Student 's t-distribution:
The sampling distribution of many statistics is normal and can therefore be scaled to standard normal. If the mean of the sampling distribution is the parameter of interest, and the unknown standard deviation is replaced by its sample estimate, with v degrees of freedom, the normal distribution becomes a t-distribution with v degrees of freedom. If v exceeds about 30 there is little practical difference.

stochastic process:
A random process, sometimes referred to as a time series model.

survey population:
The population that is to be surveyed, when it does not match the target population precisely. .

sub-plot factor:
A factor which has its different levels applied over each of the main plots in a split-plot design.

symmetric distribution:
A probability distribution with a pdf that is symmetric about a vertical line through its mean.

synchronous:
Moving together over time.

systematic sample:
A sample drawn as every k^th item from a list.

tail (heavy):
A probability distribution with tails that tend towards 0 more slowly than those of a normal distribution.

target population:
The population about which we require information.

test statistic:
A statistic designed to distinguish between a null hypothesis and the alternative hypothesis.

time homogeneous:
Parameters of the process do not change over time.

tolerance interval:
A statistical tolerance interval is an interval that includes a given proportion of the population with some given level of confidence.

training data:
A sub-set of the available data used to fit a model.

transition:
A change of state.

transition matrix:
A matrix of transition probabilities in a Markov chain.

transition probability:
The probability of changing between two given states in one step of a Markov chain.

trend:
A deterministic model for change over time.

t-ratio:
The ratio of an estimate to an estimate of its standard deviation.

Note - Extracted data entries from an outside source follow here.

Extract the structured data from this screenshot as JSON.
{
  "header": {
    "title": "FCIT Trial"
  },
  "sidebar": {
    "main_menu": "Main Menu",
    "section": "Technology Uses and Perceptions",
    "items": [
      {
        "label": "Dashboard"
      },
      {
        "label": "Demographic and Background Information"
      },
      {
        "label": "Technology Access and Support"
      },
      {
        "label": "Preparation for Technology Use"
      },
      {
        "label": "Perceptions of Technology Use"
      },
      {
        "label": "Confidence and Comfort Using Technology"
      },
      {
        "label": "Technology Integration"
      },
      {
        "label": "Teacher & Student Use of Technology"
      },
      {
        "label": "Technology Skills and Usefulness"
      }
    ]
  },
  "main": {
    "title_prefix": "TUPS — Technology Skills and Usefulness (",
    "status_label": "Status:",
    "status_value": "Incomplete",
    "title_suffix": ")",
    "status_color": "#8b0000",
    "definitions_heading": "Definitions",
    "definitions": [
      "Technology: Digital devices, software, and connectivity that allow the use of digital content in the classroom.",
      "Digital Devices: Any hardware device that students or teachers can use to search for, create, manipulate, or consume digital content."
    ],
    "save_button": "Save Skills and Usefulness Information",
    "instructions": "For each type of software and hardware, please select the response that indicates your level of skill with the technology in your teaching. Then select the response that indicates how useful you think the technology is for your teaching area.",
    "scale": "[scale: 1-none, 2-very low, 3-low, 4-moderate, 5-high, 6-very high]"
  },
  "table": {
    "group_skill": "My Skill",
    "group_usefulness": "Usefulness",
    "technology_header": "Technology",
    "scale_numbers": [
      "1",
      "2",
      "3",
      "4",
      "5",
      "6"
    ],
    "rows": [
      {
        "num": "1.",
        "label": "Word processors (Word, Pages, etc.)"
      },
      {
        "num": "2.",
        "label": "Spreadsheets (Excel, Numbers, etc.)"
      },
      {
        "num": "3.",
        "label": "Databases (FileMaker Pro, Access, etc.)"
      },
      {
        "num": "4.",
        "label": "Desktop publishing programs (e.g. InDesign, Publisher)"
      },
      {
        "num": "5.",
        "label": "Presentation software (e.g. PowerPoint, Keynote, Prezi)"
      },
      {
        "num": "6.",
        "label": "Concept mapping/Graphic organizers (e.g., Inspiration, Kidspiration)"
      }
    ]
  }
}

unbiased estimator (estimate):
An estimator is unbiased for some parameter, if the mean of its sampling distribution is equal to that parameter.

uniform distribution:
A variable has a uniform distribution between two limits if the probability that it lies within some interval between those limits is proportional to the length of that interval.

upper confidence bound:
A value that will not be exceeded, as determined with the given confidence.

variable:
A quantity that varies from one member of the population to the next. It can be measured on some continuous scale, be restricted to integer values (discrete), or be restricted to descriptive categories (categorical).

variance:
Average of the squared deviation from the mean. The averaging is performed by dividing by the degrees of freedom.

variance-covariance matrix:
A matrix of covariances between all possible pairs of variables when analyzing multi-variate data. The variances lie along the leading diagonal.

Weibull distribution:
A versatile model for the lifetimes of components.

weighted mean:
An average in which the data are multiplied by numbers called \textbf{weights}, summed, and then divided by the sum of the weights.

within samples estimator of the variance of the errors:
A variance is calculated for each sample, and these variances are then averaged.